Run Cromwell in Server Mode

When used in run mode, Cromwell launches a single workflow from the command line. Run mode is typically used for development. In server mode mode, Cromwell starts a web server that supports a feature-rich REST API. By default, the web server is started on the local host (0.0.0.0) and port 8000 (these can be changed in the configuration file).

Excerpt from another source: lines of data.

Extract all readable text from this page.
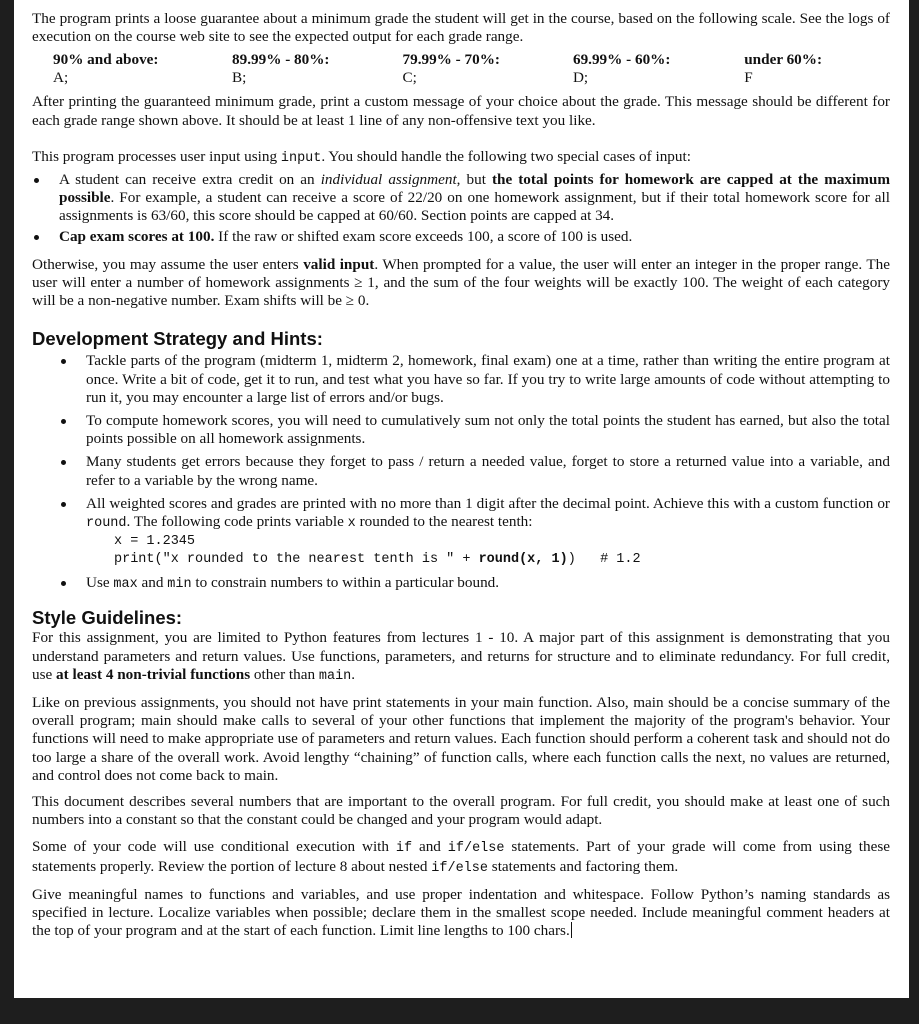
The program prints a loose guarantee about a minimum grade the student will get in the course, based on the following scale. See the logs of execution on the course web site to see the expected output for each grade range.

90% and above:  A;
89.99% - 80%:  B;
79.99% - 70%:  C;
69.99% - 60%:  D;
under 60%:  F

After printing the guaranteed minimum grade, print a custom message of your choice about the grade. This message should be different for each grade range shown above. It should be at least 1 line of any non-offensive text you like.

This program processes user input using input. You should handle the following two special cases of input:

A student can receive extra credit on an individual assignment, but the total points for homework are capped at the maximum possible. For example, a student can receive a score of 22/20 on one homework assignment, but if their total homework score for all assignments is 63/60, this score should be capped at 60/60. Section points are capped at 34.

Cap exam scores at 100. If the raw or shifted exam score exceeds 100, a score of 100 is used.

Otherwise, you may assume the user enters valid input. When prompted for a value, the user will enter an integer in the proper range. The user will enter a number of homework assignments ≥ 1, and the sum of the four weights will be exactly 100. The weight of each category will be a non-negative number. Exam shifts will be ≥ 0.

Development Strategy and Hints:

Tackle parts of the program (midterm 1, midterm 2, homework, final exam) one at a time, rather than writing the entire program at once. Write a bit of code, get it to run, and test what you have so far. If you try to write large amounts of code without attempting to run it, you may encounter a large list of errors and/or bugs.

To compute homework scores, you will need to cumulatively sum not only the total points the student has earned, but also the total points possible on all homework assignments.

Many students get errors because they forget to pass / return a needed value, forget to store a returned value into a variable, and refer to a variable by the wrong name.

All weighted scores and grades are printed with no more than 1 digit after the decimal point. Achieve this with a custom function or round. The following code prints variable x rounded to the nearest tenth:

x = 1.2345
print("x rounded to the nearest tenth is " + round(x, 1))   # 1.2

Use max and min to constrain numbers to within a particular bound.

Style Guidelines:

For this assignment, you are limited to Python features from lectures 1 - 10. A major part of this assignment is demonstrating that you understand parameters and return values. Use functions, parameters, and returns for structure and to eliminate redundancy. For full credit, use at least 4 non-trivial functions other than main.

Like on previous assignments, you should not have print statements in your main function. Also, main should be a concise summary of the overall program; main should make calls to several of your other functions that implement the majority of the program's behavior. Your functions will need to make appropriate use of parameters and return values. Each function should perform a coherent task and should not do too large a share of the overall work. Avoid lengthy “chaining” of function calls, where each function calls the next, no values are returned, and control does not come back to main.

This document describes several numbers that are important to the overall program. For full credit, you should make at least one of such numbers into a constant so that the constant could be changed and your program would adapt.

Some of your code will use conditional execution with if and if/else statements. Part of your grade will come from using these statements properly. Review the portion of lecture 8 about nested if/else statements and factoring them.

Give meaningful names to functions and variables, and use proper indentation and whitespace. Follow Python’s naming standards as specified in lecture. Localize variables when possible; declare them in the smallest scope needed. Include meaningful comment headers at the top of your program and at the start of each function. Limit line lengths to 100 chars.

To start a Cromwell server on a local Cromwell Host, perform the following steps.
  • On the Cromwell Host, enter the following command.
    java -Dconfig.file=cromwell-float.conf -jar cromwell-85.jar server
  • Check that the Cromwell Host's inbound filtering rules allow access to port 8000
  • Open a browser and go to http://<cromwell_host_ip>:8000 where <cromwell_host_ip>is the public (private) IP address of the Cromwell Host if you are outside (inside) the VPC.
To submit a job using the Cromwell web interface, complete the following steps.
  • Expand the Workflows section and then click Submit a workflow for execution
    Figure 3. Cromwell Server Interface
  • Click Try it out (on the right-hand side)
    Figure 4. Cromwell Server Interface
  • Browse your local computer for a workflowSource wdl file
  • Browse your local computer for a workflowInputs json file
  • Browse your local computer for a workflowOptions json file
  • Click Execute (at the bottom of the section). If the job is accepted, the server returns a code 201.
  • Copy the workflow ID
  • Click Get the outputs of a workflow
  • Click Try it out and then paste the workflow ID into the id box
  • Click Execute

Troubleshooting

As the Cromwell workflow runs, detailed log messages are written to the terminal.